Sunday morning on Miami's South Beach is a busy time for those seeking the good life. Walkers, joggers, swimmers and surfers are out in full force, enjoying the mild warmth of the coastal sunshine. Across the road from the beach, al fresco cafes are overflowing with late risers coming to life over hearty breakfasts. Every few minutes, an impossibly long and shiny car whooshes past, roof open and speakers blaring peppy music.
Perhaps I am imagining it, but everyone seems young and fit, and happy to be there. Just a few decades ago, this area was the exclusive haunt of the rich and famous, particularly Hollywood celebrities who flocked here in search of peace, quiet and a touch of anonymity.
Standing on the promenade known as Ocean Drive, I can see a line of buildings in lemon yellows and minty greens, interspersed between bright white facades. That’s what I am here for: a tour of Miami’s art deco district, home to the largest number of art deco buildings in the world. It is this architectural heritage that has saved the skyline of South Beach from becoming one of identical, nondescript condos. In the 1970s, property developers with an eye for vantage locations almost razed these art deco buildings to the ground. They were finally stopped by local activists led by Barbara Baer Capitman, who founded the Miami Design Preservation League in 1976. Capitman’s memory is now honoured with a bust that sits right along the beach, staring out at the buildings she helped save.
The story of Art Deco in Miami
This is now a historic district, located in a compact area along Ocean Drive and the parallel streets of Collins Avenue and Washington Avenue. And on one fine Sunday morning, I arrive at the MDPL office – also the Art Deco Welcome Centre, complete with a small museum – for my walking tour of the area’s history. My guide for the day is Julie, a Miami resident with a passion for conservation and a talent for storytelling. Over the next two hours, she brings alive the tale of this once obscure swampy town by the sea, and its metamorphosis into the buzzing holiday spot and arts hub of today.
Our walk begins right behind the MDPL office, in front of the Beach Patrol Headquarters. This 1934 building displays marine elements such as round porthole windows on its white walls and ship railings on its top level – a style called nautical deco by those in the know. These are not just classic art deco features, they also serve as a nod to the buildings function, as well as its sea-facing spot.
Art deco was introduced to the world in 1925 at an industrial design exhibition in Paris. The architectural style is marked by bright colours and vivid motifs that range from delicate flowers and creepers to chunky geometric shapes and whimsical curves, with lavish use of materials such as glass, chrome, terracotta and stucco. This style evolved as a celebration of the postwar economic boom, and the progress of trade and commerce thanks to easier train and ship travel.
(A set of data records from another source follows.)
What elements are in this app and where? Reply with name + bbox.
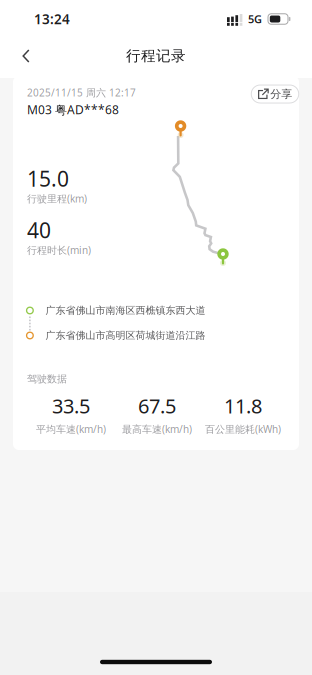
- staticText: 百公里能耗(kWh): [205, 422, 281, 436]
- staticText: 广东省佛山市南海区西樵镇东西大道: [46, 304, 206, 317]
- staticText: 15.0: [27, 164, 69, 193]
- staticText: 11.8: [224, 392, 262, 419]
- staticText: 行驶里程(km): [27, 192, 87, 205]
- button[interactable]: 分享: [251, 85, 299, 103]
- staticText: 67.5: [138, 392, 176, 419]
- staticText: 广东省佛山市高明区荷城街道沿江路: [46, 329, 206, 342]
- button[interactable]: Back: [8, 38, 44, 74]
- staticText: 5G: [248, 12, 262, 26]
- staticText: 行程时长(min): [27, 243, 91, 257]
- staticText: M03 粤AD***68: [27, 101, 119, 118]
- staticText: 40: [27, 216, 51, 244]
- staticText: 驾驶数据: [27, 373, 67, 385]
- staticText: 33.5: [52, 392, 90, 419]
- staticText: 平均车速(km/h): [36, 422, 106, 436]
- staticText: 最高车速(km/h): [122, 422, 192, 436]
- staticText: 行程记录: [126, 47, 186, 65]
- staticText: 13:24: [34, 10, 70, 28]
- staticText: 分享: [270, 87, 292, 101]
- staticText: 2025/11/15 周六 12:17: [27, 86, 136, 99]
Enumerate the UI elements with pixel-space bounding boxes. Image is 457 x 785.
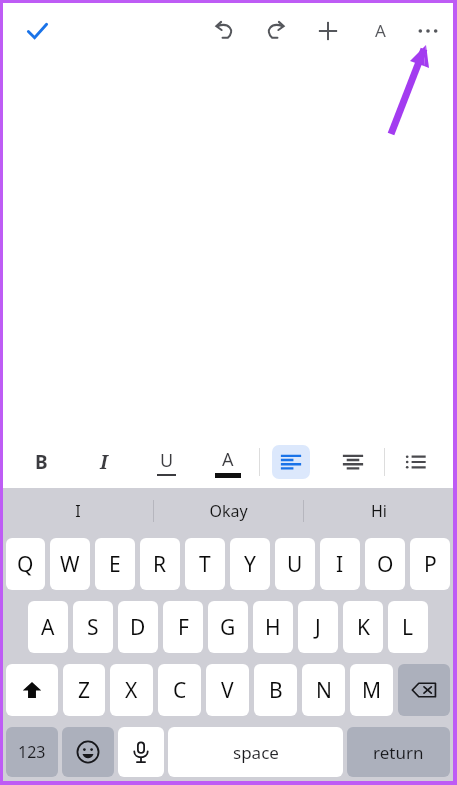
- staticText: A: [375, 19, 386, 42]
- staticText: G: [220, 613, 236, 642]
- button[interactable]: O: [365, 538, 405, 590]
- button[interactable]: Align left: [260, 436, 322, 488]
- button[interactable]: N: [302, 664, 345, 716]
- staticText: C: [173, 676, 187, 705]
- staticText: A: [222, 447, 234, 472]
- staticText: E: [109, 550, 121, 579]
- staticText: P: [424, 550, 437, 579]
- button[interactable]: Add: [309, 12, 347, 50]
- button[interactable]: C: [158, 664, 201, 716]
- button[interactable]: Backspace: [398, 664, 450, 716]
- button[interactable]: Okay: [154, 488, 303, 534]
- button[interactable]: I: [320, 538, 360, 590]
- button[interactable]: Bold: [9, 436, 72, 488]
- staticText: U: [287, 550, 303, 579]
- button[interactable]: M: [350, 664, 393, 716]
- button[interactable]: A: [28, 601, 68, 653]
- staticText: S: [87, 613, 99, 642]
- button[interactable]: Y: [230, 538, 270, 590]
- button[interactable]: D: [118, 601, 158, 653]
- staticText: D: [130, 613, 146, 642]
- staticText: return: [373, 741, 424, 764]
- button[interactable]: return: [347, 727, 450, 777]
- staticText: B: [35, 449, 48, 475]
- staticText: K: [357, 613, 370, 642]
- button[interactable]: Q: [6, 538, 45, 590]
- button[interactable]: More options: [409, 12, 447, 50]
- staticText: O: [377, 550, 394, 579]
- staticText: W: [60, 550, 80, 579]
- button[interactable]: K: [343, 601, 383, 653]
- staticText: H: [265, 613, 281, 642]
- button[interactable]: Italic: [72, 436, 135, 488]
- staticText: Okay: [209, 500, 248, 522]
- button[interactable]: J: [298, 601, 338, 653]
- staticText: L: [402, 613, 414, 642]
- staticText: Q: [17, 550, 34, 579]
- button[interactable]: Z: [63, 664, 105, 716]
- button[interactable]: Format: [361, 12, 399, 50]
- button[interactable]: Done: [15, 9, 59, 53]
- staticText: I: [75, 500, 81, 522]
- button[interactable]: G: [208, 601, 248, 653]
- button[interactable]: T: [185, 538, 225, 590]
- button[interactable]: B: [254, 664, 297, 716]
- button[interactable]: Align center: [322, 436, 384, 488]
- staticText: space: [233, 741, 279, 764]
- button[interactable]: W: [50, 538, 90, 590]
- staticText: I: [100, 449, 108, 475]
- button[interactable]: H: [253, 601, 293, 653]
- staticText: M: [362, 676, 382, 705]
- staticText: N: [316, 676, 332, 705]
- button[interactable]: R: [140, 538, 180, 590]
- staticText: F: [178, 613, 189, 642]
- button[interactable]: E: [95, 538, 135, 590]
- button[interactable]: Emoji: [62, 727, 114, 777]
- button[interactable]: V: [206, 664, 249, 716]
- button[interactable]: space: [168, 727, 343, 777]
- staticText: Z: [78, 676, 91, 705]
- staticText: R: [153, 550, 167, 579]
- button[interactable]: L: [388, 601, 428, 653]
- staticText: V: [221, 676, 234, 705]
- button[interactable]: Voice input: [118, 727, 164, 777]
- staticText: 123: [18, 741, 46, 763]
- staticText: Hi: [371, 500, 387, 522]
- staticText: Y: [244, 550, 256, 579]
- button[interactable]: 123: [6, 727, 58, 777]
- button[interactable]: X: [110, 664, 153, 716]
- button[interactable]: S: [73, 601, 113, 653]
- button[interactable]: Underline: [135, 436, 197, 488]
- button[interactable]: Hi: [304, 488, 453, 534]
- staticText: U: [160, 448, 174, 473]
- staticText: A: [41, 613, 55, 642]
- staticText: J: [315, 613, 321, 642]
- staticText: I: [336, 550, 344, 579]
- staticText: B: [269, 676, 283, 705]
- button[interactable]: Bulleted list: [385, 436, 447, 488]
- button[interactable]: U: [275, 538, 315, 590]
- button[interactable]: I: [3, 488, 153, 534]
- staticText: T: [199, 550, 211, 579]
- button[interactable]: Shift: [6, 664, 58, 716]
- staticText: X: [125, 676, 138, 705]
- button[interactable]: P: [410, 538, 450, 590]
- button[interactable]: Undo: [205, 12, 243, 50]
- button[interactable]: Text color: [197, 436, 259, 488]
- button[interactable]: Redo: [257, 12, 295, 50]
- button[interactable]: F: [163, 601, 203, 653]
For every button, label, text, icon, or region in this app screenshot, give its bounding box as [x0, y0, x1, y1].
From the Beach Patrol Headquarters, we move on to the main road, walking along the shore to be able to look at the line of buildings on the opposite side. Almost all of these are carefully restored art deco gems, and consistent with its development globally, built between 1925 and 1940. As of now, there are more than 800 registered in the National Register of Historic Buildings, which enforces strict preservation laws. The cheery colours and quirky accents of gleaming chrome and zigzag motifs seem to suit Miami’s own free and flamboyant mood.
Comparison to Mumbai
Somewhere along the way, I ask Julie if she knows that after Miami, Mumbai is the city with the second highest number of art deco buildings. She is taken aback by this bit of trivia, but that is not surprising. As an erstwhile resident of Mumbai, I had myself not been aware of Mumbai’s architectural heritage for a long time, hidden as it is between the all the modern structures and chaotic development.
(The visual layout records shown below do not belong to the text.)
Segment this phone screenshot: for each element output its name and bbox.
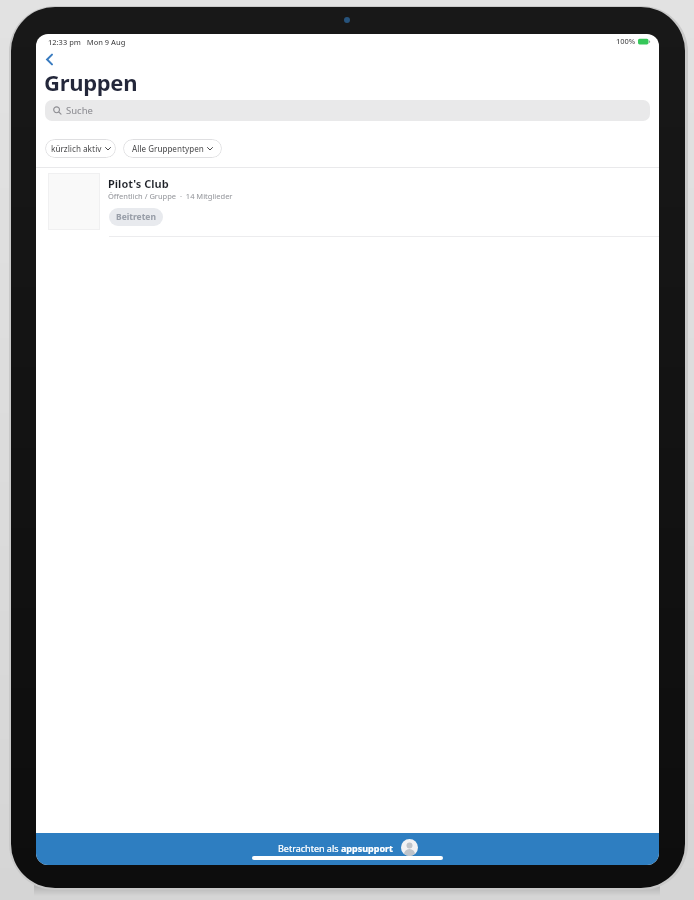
staticText: Öffentlich / Gruppe · 14 Mitglieder [108, 191, 233, 201]
button[interactable]: Alle Gruppentypen [123, 139, 222, 158]
staticText: Alle Gruppentypen [132, 143, 204, 154]
staticText: Gruppen [44, 67, 138, 97]
staticText: Beitreten [116, 211, 156, 223]
button[interactable]: Beitreten [109, 208, 163, 226]
button[interactable]: Betrachten als appsupport [36, 833, 659, 865]
staticText: 100% [616, 36, 636, 46]
staticText: 12:33 pm Mon 9 Aug [48, 37, 126, 47]
staticText: kürzlich aktiv [51, 143, 102, 154]
staticText: Suche [66, 104, 93, 117]
button[interactable] [40, 48, 62, 70]
button[interactable] [36, 168, 659, 237]
button[interactable]: kürzlich aktiv [45, 139, 116, 158]
staticText: Betrachten als appsupport [278, 842, 393, 854]
staticText: Pilot's Club [108, 176, 169, 191]
button[interactable]: Suche [45, 100, 650, 121]
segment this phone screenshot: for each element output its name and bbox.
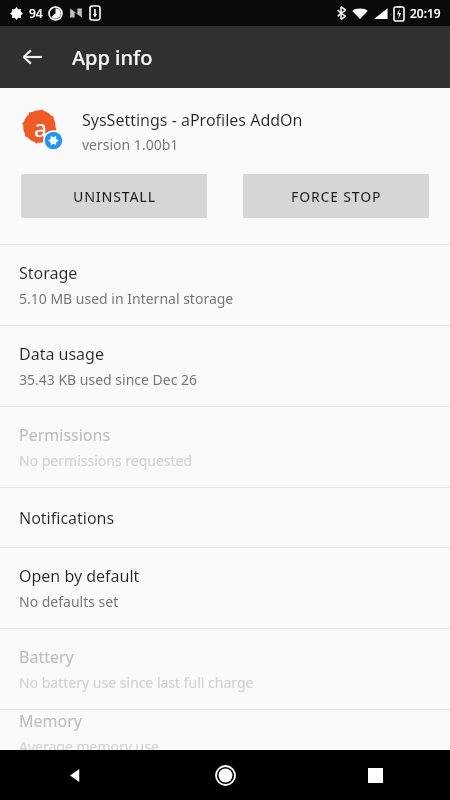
button[interactable]: Data usage — [0, 326, 450, 406]
staticText: Storage — [19, 262, 78, 284]
button[interactable]: Navigate up — [8, 33, 56, 81]
button[interactable]: Open by default — [0, 548, 450, 628]
button[interactable]: Notifications — [0, 488, 450, 547]
staticText: 35.43 KB used since Dec 26 — [19, 370, 198, 389]
button[interactable]: Battery — [0, 629, 450, 709]
staticText: 20:19 — [410, 5, 441, 21]
staticText: Notifications — [19, 507, 115, 529]
staticText: a — [34, 112, 47, 143]
staticText: UNINSTALL — [73, 187, 156, 206]
button[interactable]: Permissions — [0, 407, 450, 487]
staticText: No permissions requested — [19, 451, 193, 470]
staticText: Average memory use — [19, 737, 159, 750]
staticText: version 1.00b1 — [82, 135, 179, 154]
staticText: 94 — [29, 5, 43, 21]
staticText: Open by default — [19, 565, 140, 587]
staticText: 5.10 MB used in Internal storage — [19, 289, 234, 308]
staticText: Data usage — [19, 343, 104, 365]
button[interactable]: FORCE STOP — [243, 174, 429, 218]
staticText: Memory — [19, 710, 82, 732]
button[interactable]: Recent apps — [300, 750, 450, 800]
staticText: FORCE STOP — [291, 187, 382, 206]
button[interactable]: UNINSTALL — [21, 174, 207, 218]
staticText: App info — [72, 44, 153, 71]
button[interactable]: Memory — [0, 710, 450, 750]
button[interactable]: Storage — [0, 245, 450, 325]
staticText: Battery — [19, 646, 74, 668]
staticText: Permissions — [19, 424, 111, 446]
button[interactable]: Home — [150, 750, 300, 800]
staticText: No battery use since last full charge — [19, 673, 254, 692]
button[interactable]: Back — [0, 750, 150, 800]
staticText: SysSettings - aProfiles AddOn — [82, 109, 303, 131]
staticText: No defaults set — [19, 592, 119, 611]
It was only in 2018 that the efforts of local conservationists bore fruit, and Mumbai's Victorian, Gothic and art deco ensembles acquired Unesco World Heritage status. Unlike in Miami, conservation efforts in Mumbai have been slow and erratic, gaining momentum only in the past few years. Also, in the Indian city, art deco is scattered all over, particularly in the prosperous neighbourhoods of south Mumbai. I had discovered it purely by chance, during a walk with an architect friend a few years after I had moved out of the city.
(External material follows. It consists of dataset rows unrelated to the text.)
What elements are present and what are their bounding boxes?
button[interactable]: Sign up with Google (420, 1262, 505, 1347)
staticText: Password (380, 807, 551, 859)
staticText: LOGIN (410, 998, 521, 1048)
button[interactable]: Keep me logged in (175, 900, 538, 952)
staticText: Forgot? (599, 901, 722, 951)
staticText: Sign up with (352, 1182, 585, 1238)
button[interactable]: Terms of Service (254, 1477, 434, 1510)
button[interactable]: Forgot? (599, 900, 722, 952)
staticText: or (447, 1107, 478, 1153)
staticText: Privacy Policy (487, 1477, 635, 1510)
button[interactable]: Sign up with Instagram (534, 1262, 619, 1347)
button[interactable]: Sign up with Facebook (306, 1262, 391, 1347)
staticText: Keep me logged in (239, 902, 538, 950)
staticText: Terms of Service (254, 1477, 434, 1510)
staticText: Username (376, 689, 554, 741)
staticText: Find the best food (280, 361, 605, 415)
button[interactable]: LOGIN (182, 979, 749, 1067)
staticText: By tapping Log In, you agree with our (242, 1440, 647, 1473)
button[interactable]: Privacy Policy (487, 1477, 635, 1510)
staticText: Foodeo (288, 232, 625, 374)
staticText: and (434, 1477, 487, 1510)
The other major difference is that Mumbai's art deco heritage is very much part of its contemporary cultural fabric, with most of the mansions having residents whose families have lived there for generations (a few are original movie halls). In Miami, though, I see only hotels – perhaps because the neighbourhood is swanky and expensive, or perhaps because only commercial establishments can afford their upkeep.
Our first stop is in front of the sleek Congress Hotel, which has just three levels and is perfectly symmetrical on either side of its central marquee; again, classic art deco rules. Julie points out notable elements such as the “eyebrows” over the windows (for shade from the sun and rain) and the wavy lines of blue running along the top. She says this hotel was once the favourite haunt of bootleggers and mobsters who loved Miami for its fabulous weather and seaside location, which came in handy for smuggling.
Other hotels such as the Leslie and the Carlyle have similar designs; the former emits a sunny Mediterranean vibe with its lemon yellow paint and the swaying palm trees out front, while the latter has served as the location for popular movies such as Scarface and The Birdcage. Down the road, Cavalier sports a more elaborate facade, with colourful stucco work in earthy shades of brown and blue.
For most tourists, though, the showstopper is Villa Casa Casuarina, more commonly known as the Versace Mansion. In the midst of all the art deco splendour, this mansion of a vaguely Spanish architectural style – think sloping roof and arched entrance – looks nondescript from the outside. But those with an eye for celebrity news know that Gianni Versace lived here for a few years before he was shot dead on the property’s steps in 1997 (not to mention that luminaries like Elton John and Madonna stayed here on several occasions during Versace’s time). “Not very art deco, but very South Beach,” Julie says of this mansion. As we talk, I can see hopefuls with cameras, waiting for a glimpse of anyone even remotely famous staying inside what is now an exclusive luxury hotel.
We see countless buildings that boast remarkable art deco elements both inside and out, and the names – the Netherland, the Webster, Winter Haven – are just as catchy as the images. As we walk another block, zipping in and out of hotel lobbies to admire the design, Julie's pride in the city's architectural heritage becomes more and more evident. And rightly so, for what is Miami without these sparkling treasures?